GPT-4o in radiology: In-context learning based automatic generation of radiology impressions

Abstract

Translating radiological findings into clinical impressions is critical for effective medical communication but is often labor-intensive and prone to variability. This study investigates the potential of the GPT-4o large language model (LLM) to automate the generation of radiology impressions from reports, using in-context learning techniques to improve accuracy. Using the MIMIC-IV-CXR dataset, the study compares three generative AI approaches: zero-shot generation (ZS), in-context learning with random examples (ICLR), and in-context learning with semantic nearest neighbors (ICLSN). These methods were evaluated using text summarization metrics such as BERT Score, ROUGE, and METEOR. Statistical tests, including the Kruskal–Wallis and Mann–Whitney U tests, were employed to validate the results. The ICLSN approach significantly outperformed ZS and ICLR, achieving the highest precision (0.9002 ± 0.0471), recall (0.8914 ± 0.0501), and F1 scores (0.8952 ± 0.0432) according to BERT Score.
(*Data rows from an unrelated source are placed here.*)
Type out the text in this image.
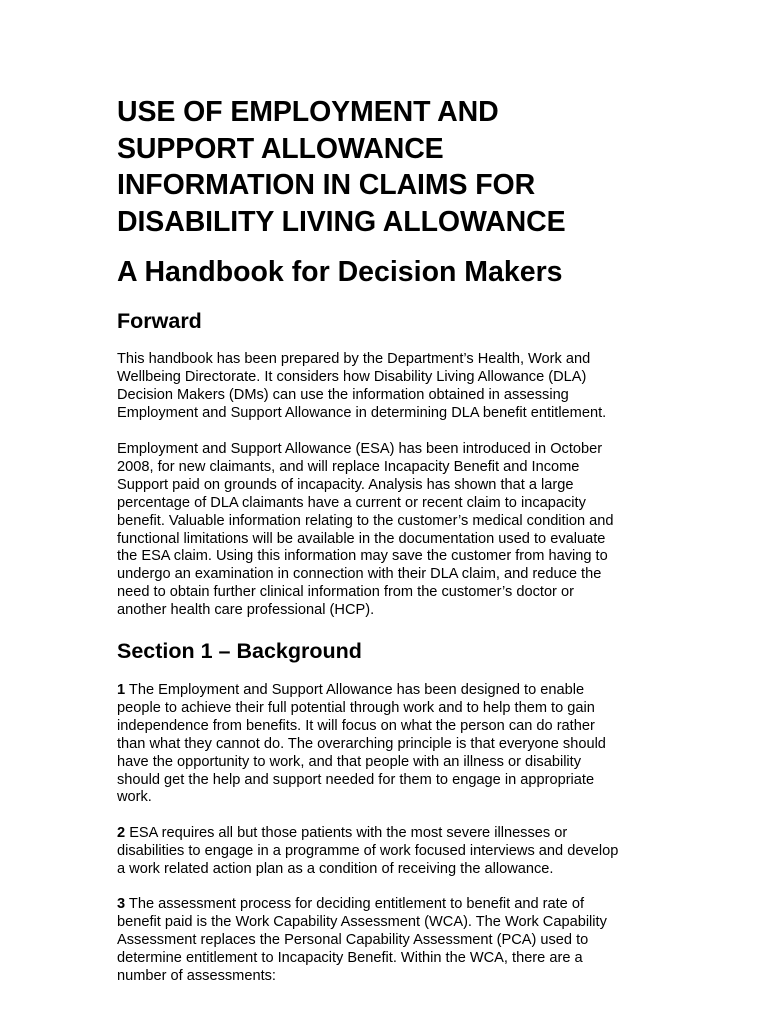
USE OF EMPLOYMENT AND
SUPPORT ALLOWANCE
INFORMATION IN CLAIMS FOR
DISABILITY LIVING ALLOWANCE
A Handbook for Decision Makers
Forward

This handbook has been prepared by the Department’s Health, Work and
Wellbeing Directorate. It considers how Disability Living Allowance (DLA)
Decision Makers (DMs) can use the information obtained in assessing
Employment and Support Allowance in determining DLA benefit entitlement.

Employment and Support Allowance (ESA) has been introduced in October
2008, for new claimants, and will replace Incapacity Benefit and Income
Support paid on grounds of incapacity. Analysis has shown that a large
percentage of DLA claimants have a current or recent claim to incapacity
benefit. Valuable information relating to the customer’s medical condition and
functional limitations will be available in the documentation used to evaluate
the ESA claim. Using this information may save the customer from having to
undergo an examination in connection with their DLA claim, and reduce the
need to obtain further clinical information from the customer’s doctor or
another health care professional (HCP).

Section 1 – Background

1 The Employment and Support Allowance has been designed to enable
people to achieve their full potential through work and to help them to gain
independence from benefits. It will focus on what the person can do rather
than what they cannot do. The overarching principle is that everyone should
have the opportunity to work, and that people with an illness or disability
should get the help and support needed for them to engage in appropriate
work.

2 ESA requires all but those patients with the most severe illnesses or
disabilities to engage in a programme of work focused interviews and develop
a work related action plan as a condition of receiving the allowance.

3 The assessment process for deciding entitlement to benefit and rate of
benefit paid is the Work Capability Assessment (WCA). The Work Capability
Assessment replaces the Personal Capability Assessment (PCA) used to
determine entitlement to Incapacity Benefit. Within the WCA, there are a
number of assessments:
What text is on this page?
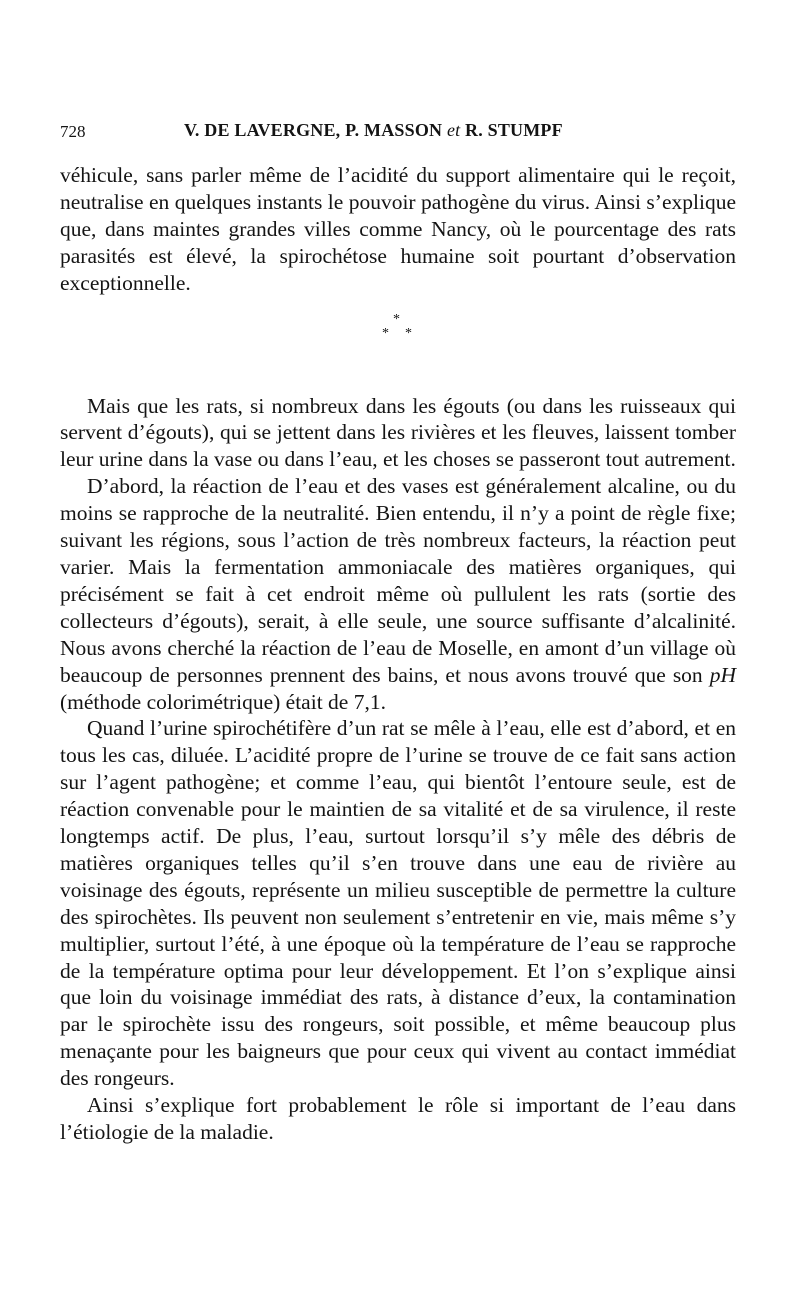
728	V. DE LAVERGNE, P. MASSON et R. STUMPF

véhicule, sans parler même de l’acidité du support alimentaire qui le reçoit, neutralise en quelques instants le pouvoir pathogène du virus. Ainsi s’explique que, dans maintes grandes villes comme Nancy, où le pourcentage des rats parasités est élevé, la spirochétose humaine soit pourtant d’observation exceptionnelle.

*
* *

Mais que les rats, si nombreux dans les égouts (ou dans les ruisseaux qui servent d’égouts), qui se jettent dans les rivières et les fleuves, laissent tomber leur urine dans la vase ou dans l’eau, et les choses se passeront tout autrement.

D’abord, la réaction de l’eau et des vases est généralement alcaline, ou du moins se rapproche de la neutralité. Bien entendu, il n’y a point de règle fixe; suivant les régions, sous l’action de très nombreux facteurs, la réaction peut varier. Mais la fermentation ammoniacale des matières organiques, qui précisément se fait à cet endroit même où pullulent les rats (sortie des collecteurs d’égouts), serait, à elle seule, une source suffisante d’alcalinité. Nous avons cherché la réaction de l’eau de Moselle, en amont d’un village où beaucoup de personnes prennent des bains, et nous avons trouvé que son pH (méthode colorimétrique) était de 7,1.

Quand l’urine spirochétifère d’un rat se mêle à l’eau, elle est d’abord, et en tous les cas, diluée. L’acidité propre de l’urine se trouve de ce fait sans action sur l’agent pathogène; et comme l’eau, qui bientôt l’entoure seule, est de réaction convenable pour le maintien de sa vitalité et de sa virulence, il reste longtemps actif. De plus, l’eau, surtout lorsqu’il s’y mêle des débris de matières organiques telles qu’il s’en trouve dans une eau de rivière au voisinage des égouts, représente un milieu susceptible de permettre la culture des spirochètes. Ils peuvent non seulement s’entretenir en vie, mais même s’y multiplier, surtout l’été, à une époque où la température de l’eau se rapproche de la température optima pour leur développement. Et l’on s’explique ainsi que loin du voisinage immédiat des rats, à distance d’eux, la contamination par le spirochète issu des rongeurs, soit possible, et même beaucoup plus menaçante pour les baigneurs que pour ceux qui vivent au contact immédiat des rongeurs.

Ainsi s’explique fort probablement le rôle si important de l’eau dans l’étiologie de la maladie.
ROUGE and METEOR metrics confirmed these findings, with ICLSN showing notable improvements in ROUGE-1, ROUGE-2, and ROUGE-L scores (0.4673 ± 0.2606, 0.3130 ± 0.2863, and 0.4198 ± 0.2674, respectively). METEOR scores also improved significantly with ICLSN (0.4448 ± 0.2804). The study demonstrates that GPT-4o, particularly when using semantic nearest neighbors for in-context learning, can effectively generate clinically relevant radiology impressions. The method enhances the accuracy and reliability of automated clinical text summarization, suggesting a valuable tool for improving the efficiency and consistency of radiological assessments. Future work should explore fine-tuning to further optimize these outcomes and extend applications to other clinical texts.